Учась на первом или втором курсе училища ("Мерзляковки"), мне удалось пристроиться в самодеятельный ансамбль ГУМа. Там были приличные саксофоны фирмы "Амати" – альт и баритон. Мы репетировали на 3-м этаже одной из линий в маленькой комнатушке. Здесь я в руководители уже не лез, тем более, что он уже имелся – Володя Пильщиков. Играл скромно свои партии и проявил инициативу лишь однажды, пригласив в ансамбль моего училищного друга, трубача Колю Брызгунова. С ним мы в скором времени сколотили ансамбль по образцу квартета Джерри Маллигана: труба, баритон-саксофон, контрабас, ударные. Потом квартет превратился в секстет (добавились: тромбон – Боря Рукинглуз и альт-саксофон - Сережа Березин). С этим баритоном я некоторое время захаживал к Алексею Козлову в Архитектурный институт, где он тогда учился. Однажды на репетиции появился Алексей Зубов. Они сыграли несколько джазовых стандартов, импровизировали и привели меня в совершенный восторг. А как-то зашел Рэдик Вырно (мы с ним встретимся вскоре в оркестре Стоянова) и принес кучу аранжировок. Все они были сделаны весьма профессионально, но на удивление однообразно и неинтересно, без малейшей творческой искры. Типичный коммерческий танцевальный вариант. Было странное чувство: все звучит, а играть скучно. Это вызывало отторжение. Уже тогда разграничение джаза и эстрадной музыки я чувствовал очень остро.

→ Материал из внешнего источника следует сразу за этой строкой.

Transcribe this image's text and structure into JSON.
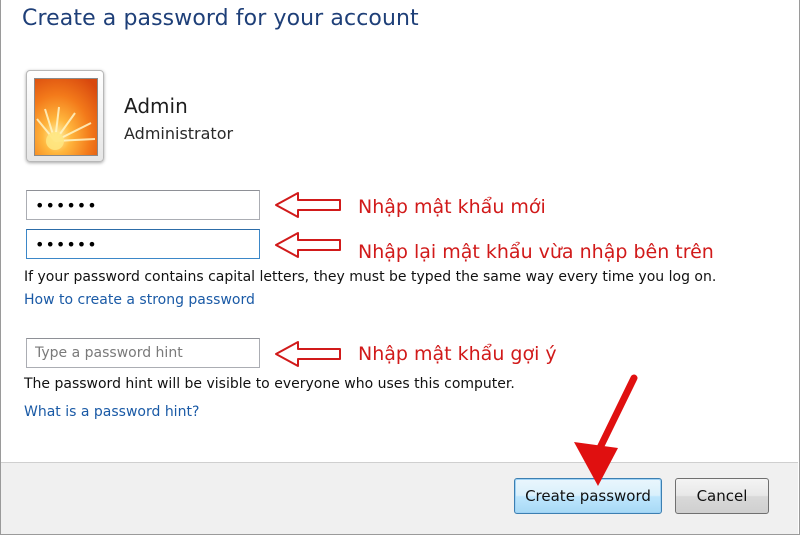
{
  "dialog": {
    "title": "Create a password for your account"
  },
  "user": {
    "name": "Admin",
    "role": "Administrator"
  },
  "fields": {
    "new_password_value": "••••••",
    "confirm_password_value": "••••••",
    "hint_placeholder": "Type a password hint",
    "hint_value": ""
  },
  "annotations": {
    "new_password": "Nhập mật khẩu mới",
    "confirm_password": "Nhập lại mật khẩu vừa nhập bên trên",
    "hint": "Nhập mật khẩu gợi ý"
  },
  "info": {
    "capital_letters": "If your password contains capital letters, they must be typed the same way every time you log on.",
    "hint_visibility": "The password hint will be visible to everyone who uses this computer."
  },
  "links": {
    "strong_password": "How to create a strong password",
    "what_is_hint": "What is a password hint?"
  },
  "buttons": {
    "create": "Create password",
    "cancel": "Cancel"
  },
  "colors": {
    "title": "#1e3f78",
    "annotation_red": "#d11a1a",
    "link": "#1a5aa6",
    "footer_bg": "#f0f0f0"
  },
  "icons": {
    "avatar": "flower-avatar-icon",
    "annotation_arrow": "hollow-left-arrow-icon",
    "pointer": "red-arrow-icon"
  }
}
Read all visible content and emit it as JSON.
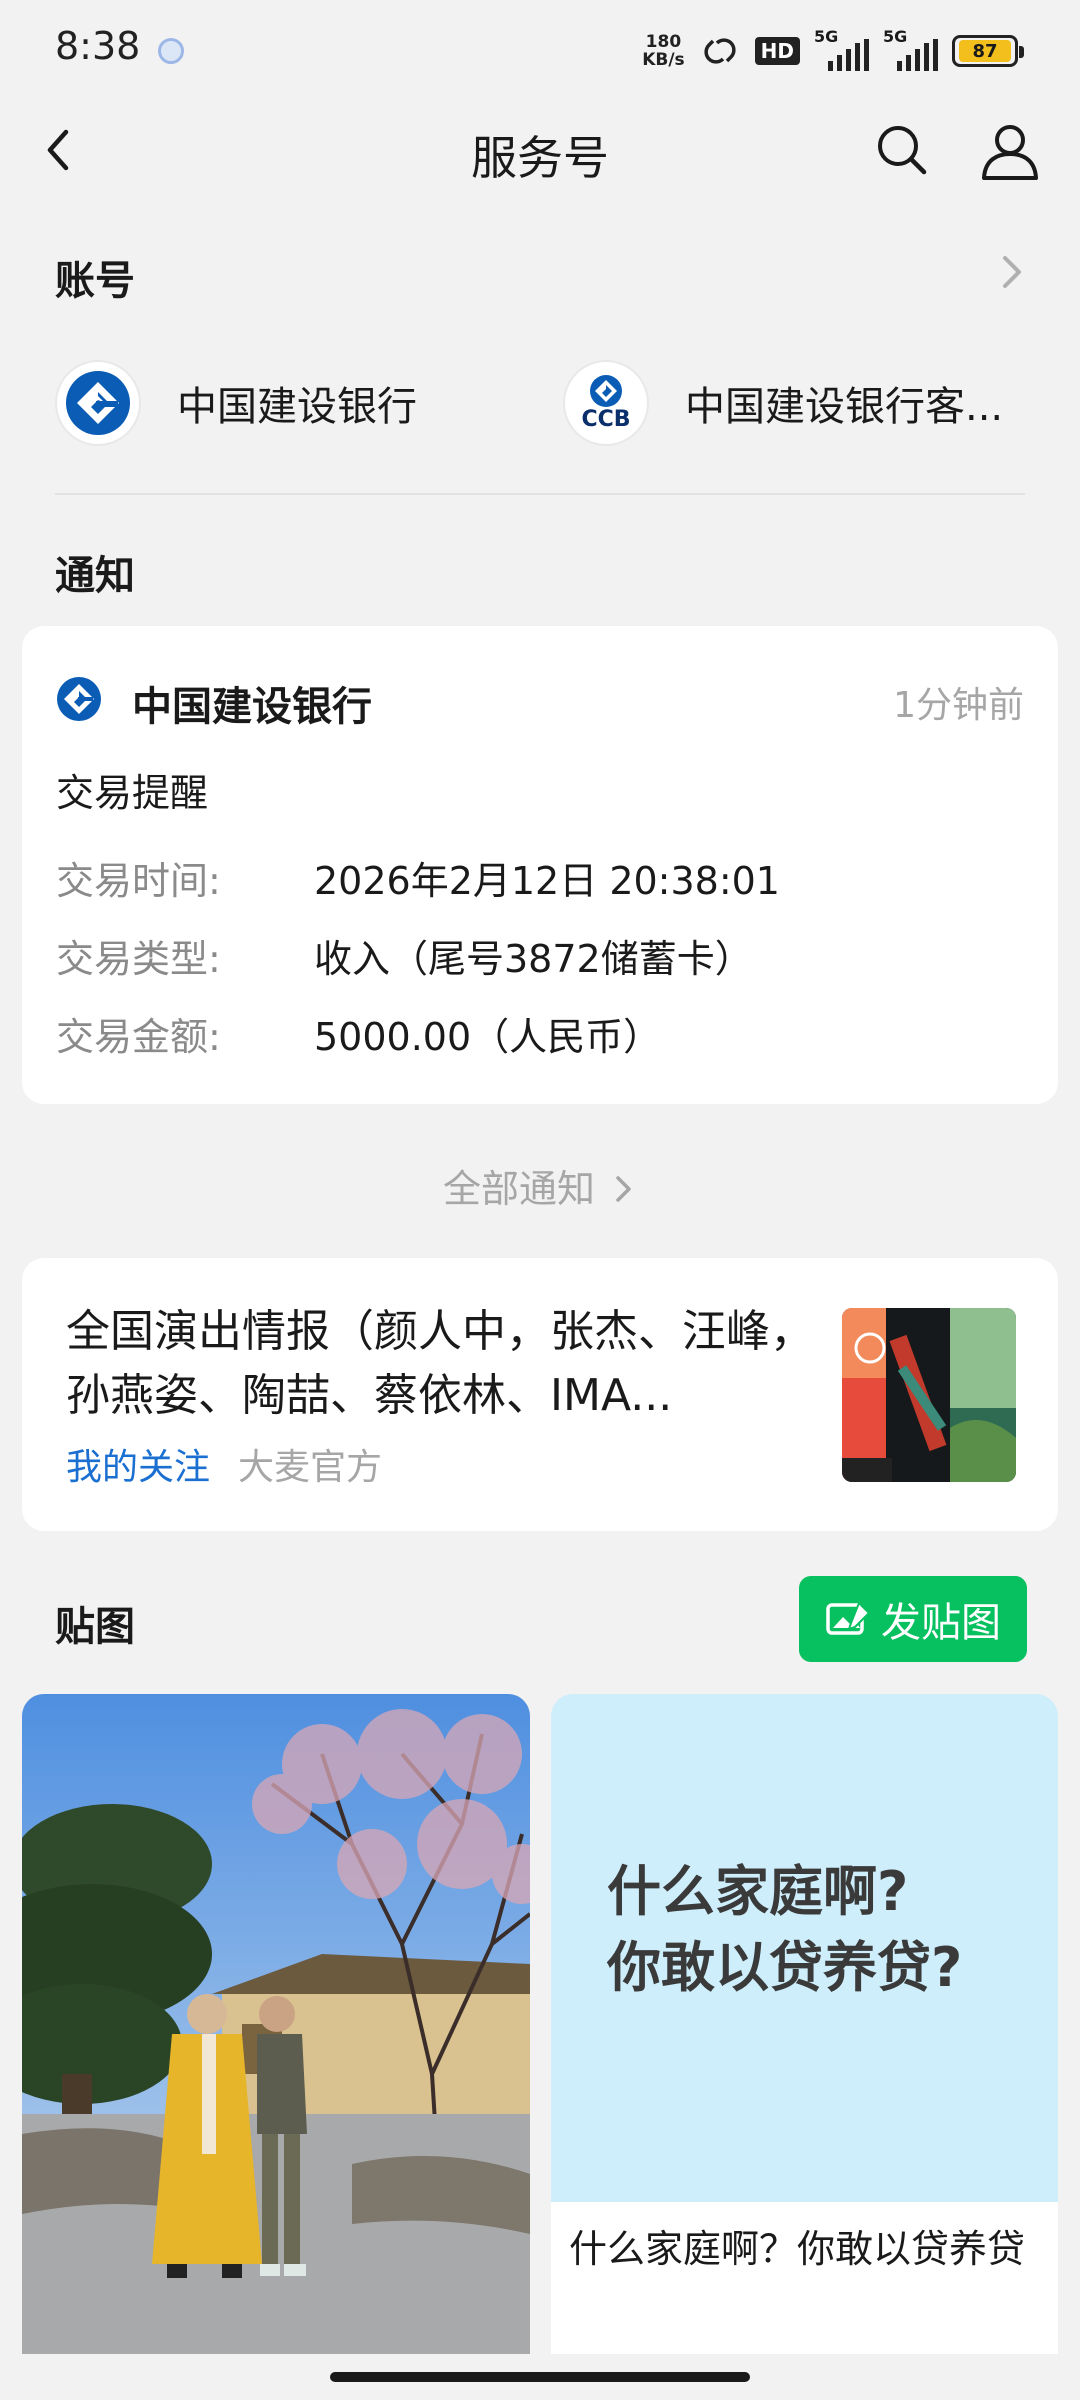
{
  "status_bar": {
    "time": "8:38",
    "net_speed_top": "180",
    "net_speed_bottom": "KB/s",
    "hd_label": "HD",
    "sig1_label": "5G",
    "sig2_label": "5G",
    "battery": "87"
  },
  "header": {
    "title": "服务号"
  },
  "accounts": {
    "section_title": "账号",
    "items": [
      {
        "name": "中国建设银行"
      },
      {
        "name": "中国建设银行客...",
        "logo_text": "CCB"
      }
    ]
  },
  "notifications": {
    "section_title": "通知",
    "card": {
      "sender": "中国建设银行",
      "time": "1分钟前",
      "title": "交易提醒",
      "rows": [
        {
          "label": "交易时间:",
          "value": "2026年2月12日 20:38:01"
        },
        {
          "label": "交易类型:",
          "value": "收入（尾号3872储蓄卡）"
        },
        {
          "label": "交易金额:",
          "value": "5000.00（人民币）"
        }
      ]
    },
    "all_link": "全部通知"
  },
  "article": {
    "title": "全国演出情报（颜人中，张杰、汪峰，孙燕姿、陶喆、蔡依林、IMA...",
    "tag_follow": "我的关注",
    "tag_source": "大麦官方"
  },
  "stickers": {
    "section_title": "贴图",
    "post_button": "发贴图",
    "text_card": {
      "big_line1": "什么家庭啊?",
      "big_line2": "你敢以贷养贷?",
      "caption": "什么家庭啊？你敢以贷养贷"
    }
  },
  "colors": {
    "accent_green": "#07c160",
    "link_blue": "#1a6fd1",
    "ccb_blue": "#0b5cb5"
  }
}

Тем не менее, в скором времени мне пришлось поработать один сезон именно в танцевальном оркестре Михаила Фрумкина. Нужны были деньги. И гумовский баритон пришелся весьма кстати. Оркестр был довольно приличный: Леонид Журов, Борис Хохлов, Владимир Захмылов – саксофоны, Фрумкин, Казаков – трубы; тромбонист (забыл фамилию) – бывший участник цфасмановского оркестра, как и Фрумкин. Николай Волжин – фортепиано; не помню, кто был барабанщиком. Играли, в основном, чешские и старые американские аранжировки. Играть было приятно, особенно американские пьесы. Да и среди чехов попадались неплохие, например, Карела Краугартнера. "Придворным" аранжировщиком, пишущим инструментовки песен, был Генрих Ляховский. Про него ходили легенды, что он пишет сразу партии, держа партитуру в голове. Это был маленький, плотный человечек. Он недавно совершил два необдуманных поступка: женился на певице фрумкиновского оркестра и "зашился". Не знаю последствий второго, но жена его, загорелая крашеная блондинка с прекрасной фигурой, без зазрения совести удалялась после работы в обнимку с первым трубачем Казаковым, когда муж не приходил за ней.

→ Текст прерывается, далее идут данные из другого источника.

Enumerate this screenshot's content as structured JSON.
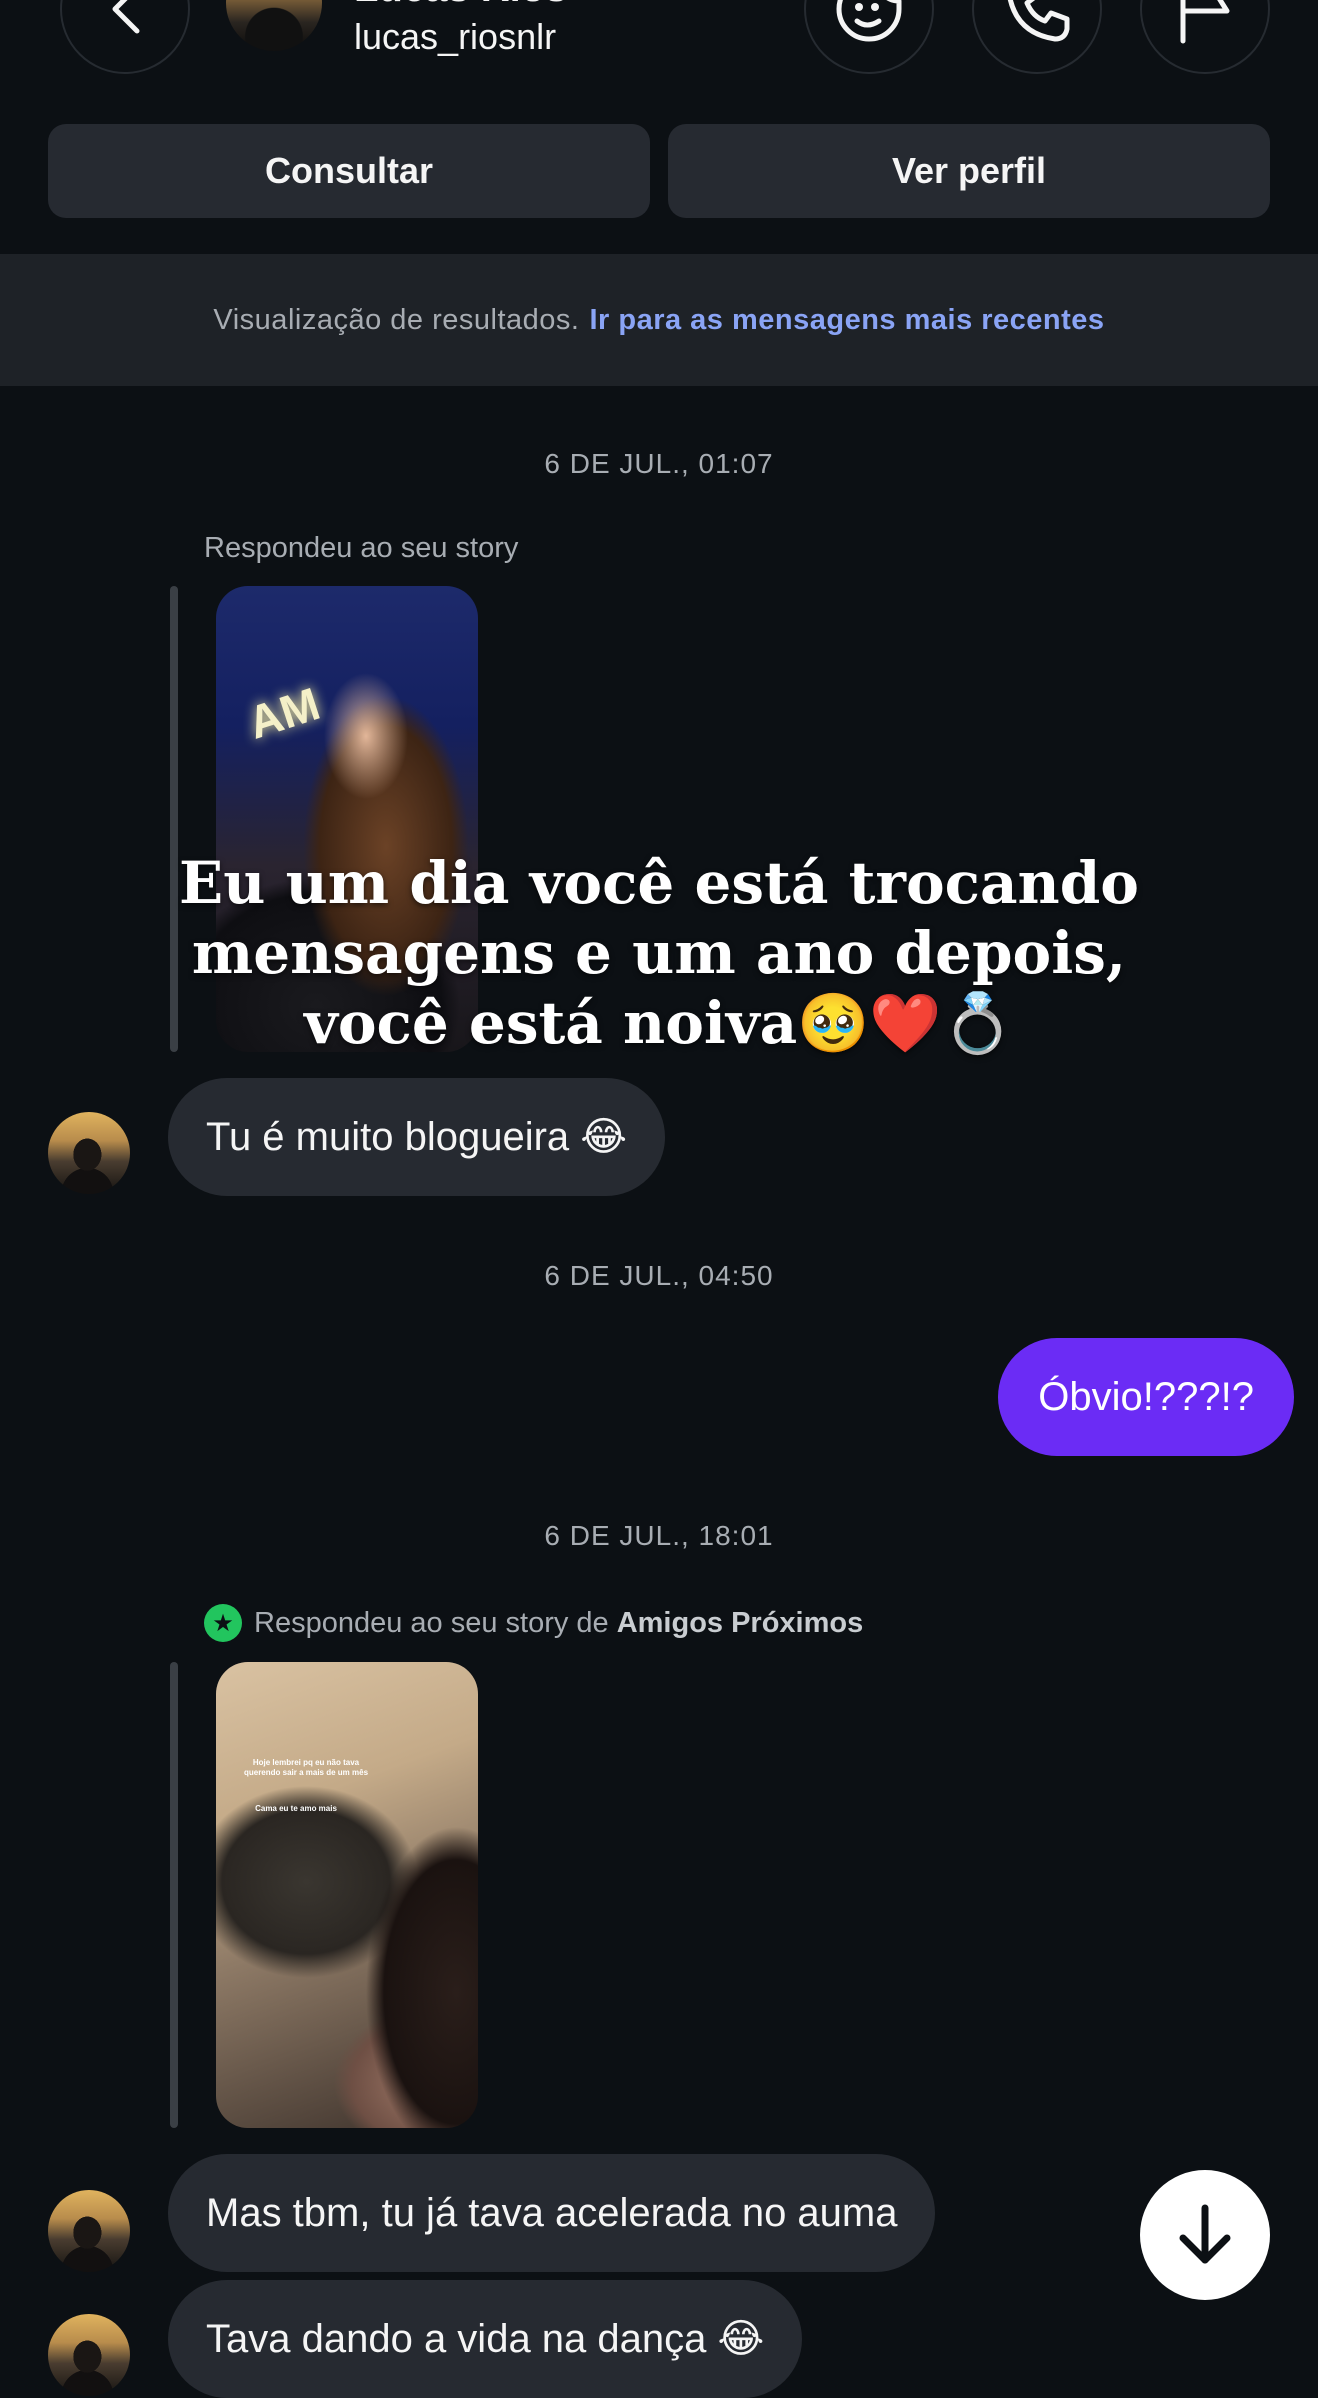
{
  "header": {
    "name": "Lucas Rios",
    "username": "lucas_riosnlr",
    "back_icon": "chevron-left-icon",
    "actions": [
      "sticker-icon",
      "phone-icon",
      "flag-icon"
    ]
  },
  "buttons": {
    "consult_label": "Consultar",
    "profile_label": "Ver perfil"
  },
  "banner": {
    "text": "Visualização de resultados.",
    "link": "Ir para as mensagens mais recentes"
  },
  "messages": {
    "ts1": "6 DE JUL., 01:07",
    "reply1_label": "Respondeu ao seu story",
    "story1_caption": "Eu um dia você está trocando mensagens e um ano depois, você está noiva🥹❤️💍",
    "story1_neon": "AM",
    "msg1": "Tu é muito blogueira 😂",
    "ts2": "6 DE JUL., 04:50",
    "msg2": "Óbvio!???!?",
    "ts3": "6 DE JUL., 18:01",
    "reply2_label": "Respondeu ao seu story de",
    "reply2_audience": "Amigos Próximos",
    "story2_line1": "Hoje lembrei pq eu não tava querendo sair a mais de um mês",
    "story2_line2": "Cama eu te amo mais",
    "msg3": "Mas tbm, tu já tava acelerada no auma",
    "msg4": "Tava dando a vida na dança 😂"
  },
  "colors": {
    "background": "#0c1014",
    "bubble_in": "#262a31",
    "bubble_out": "#6b2cf5",
    "link": "#8aa4f5",
    "close_friends": "#22c55e"
  }
}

Еще более короткий срок – месяц, -  походил я на репетиции эстрадного оркестра Бориса Ренского. Так как я попал на репетиционный период, мне выпало испытать на себе весь сложный и кропотливый процесс этой работы. Репетиции проводил некто Узинг (немец) и делал свою работу с истино немецкой педантичностью и строгостью. Тем приятнее мне было слышать от него неоднократные похвалы в свой адрес. Получив со склада допотопный, полуразвалившийся баритон (гумовский пришлось сдать), я каким-то чудом приручил эту безнадежную развалину и мог играть на нем стройно. Именно этот факт особенно умилял Узинга, обладавшего тонким слухом скрипача и не ожидавшего, что на таком инструменте можно извлекать чистые ноты. А джазом в этом оркестре и не пахло. Но я с удовольствием вслушивался в звучание изобретательных аранжировок эстрадных номеров и песен, которые делали сын Ренского (пианист) и некто Белинский. Джаз во всей программе упоминался лишь единственный раз: в юмористическом номере про козлика ("жил был у бабушки серенький козлик"), а именно в части "козлик в сумасшедшнм доме". Тогда вставал первый трубач Михаил Волох и лепил нечто "джазовое" "от фонаря" в высоком регистре.

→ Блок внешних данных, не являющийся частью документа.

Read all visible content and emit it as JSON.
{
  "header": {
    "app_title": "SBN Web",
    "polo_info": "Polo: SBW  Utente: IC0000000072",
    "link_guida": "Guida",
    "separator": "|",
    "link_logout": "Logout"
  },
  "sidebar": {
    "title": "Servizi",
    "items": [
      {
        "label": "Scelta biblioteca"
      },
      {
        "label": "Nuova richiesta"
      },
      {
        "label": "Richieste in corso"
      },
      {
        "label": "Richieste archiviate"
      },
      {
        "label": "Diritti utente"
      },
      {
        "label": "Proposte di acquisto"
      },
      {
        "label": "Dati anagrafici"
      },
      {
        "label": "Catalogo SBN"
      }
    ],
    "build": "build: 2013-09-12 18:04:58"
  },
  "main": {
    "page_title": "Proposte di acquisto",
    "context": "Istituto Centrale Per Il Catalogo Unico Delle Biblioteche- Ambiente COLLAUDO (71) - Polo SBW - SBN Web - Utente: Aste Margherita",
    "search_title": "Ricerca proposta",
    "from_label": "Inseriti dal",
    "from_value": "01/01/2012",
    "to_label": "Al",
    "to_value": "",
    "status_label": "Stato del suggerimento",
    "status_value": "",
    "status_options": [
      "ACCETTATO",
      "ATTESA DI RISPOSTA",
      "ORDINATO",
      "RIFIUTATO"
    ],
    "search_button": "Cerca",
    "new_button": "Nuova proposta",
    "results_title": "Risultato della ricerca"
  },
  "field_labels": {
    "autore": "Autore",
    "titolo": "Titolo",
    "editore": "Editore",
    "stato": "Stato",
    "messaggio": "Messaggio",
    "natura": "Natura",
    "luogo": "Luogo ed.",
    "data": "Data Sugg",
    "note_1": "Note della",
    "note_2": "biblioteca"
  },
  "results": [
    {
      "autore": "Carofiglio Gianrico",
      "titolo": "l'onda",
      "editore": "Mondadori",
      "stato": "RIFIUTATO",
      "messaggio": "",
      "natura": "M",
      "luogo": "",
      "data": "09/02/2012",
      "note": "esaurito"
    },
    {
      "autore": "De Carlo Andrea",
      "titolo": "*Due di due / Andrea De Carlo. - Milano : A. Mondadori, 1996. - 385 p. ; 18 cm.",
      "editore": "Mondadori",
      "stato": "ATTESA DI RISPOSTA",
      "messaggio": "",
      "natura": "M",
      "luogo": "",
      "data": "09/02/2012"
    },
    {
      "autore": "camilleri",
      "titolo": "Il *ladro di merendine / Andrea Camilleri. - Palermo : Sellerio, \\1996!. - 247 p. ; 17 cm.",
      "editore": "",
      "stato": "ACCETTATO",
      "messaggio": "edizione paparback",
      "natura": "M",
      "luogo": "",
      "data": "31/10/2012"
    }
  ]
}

Это был первый профессиональный,  действительно полный биг-бэнд, в котором мне довелось поиграть. Репетиционная база находилась на Новорязанской улице в клубе автомобилистов. В соседнем зале репетировал оркестр Утесова, и мы в перерывах ходили его слушать. Играли они, конечно, получше, но джаза к этому времени и у них почти не осталось. Времена были такие.

Но истекал репетиционный срок, оркестр должен был направляться на гастроли, а у меня начинался последний учебный год в училище. Бросить его я не решился, хотя такая мысль меня и посещала.

Пишу я эти строки, между прочим, лежа в постели при двух свечах. Одна уже умирает, а новая почему-то все время потрескивает и шипит, – видимо, плохой парафин. Вот уж не думал, что придется когда-нибудь писать при свечах. За окном непогода продолжается, и прежде чем задуть оставшуюся свечку, вспомню следующий оркестр, где я вскоре оказался волею судьбы.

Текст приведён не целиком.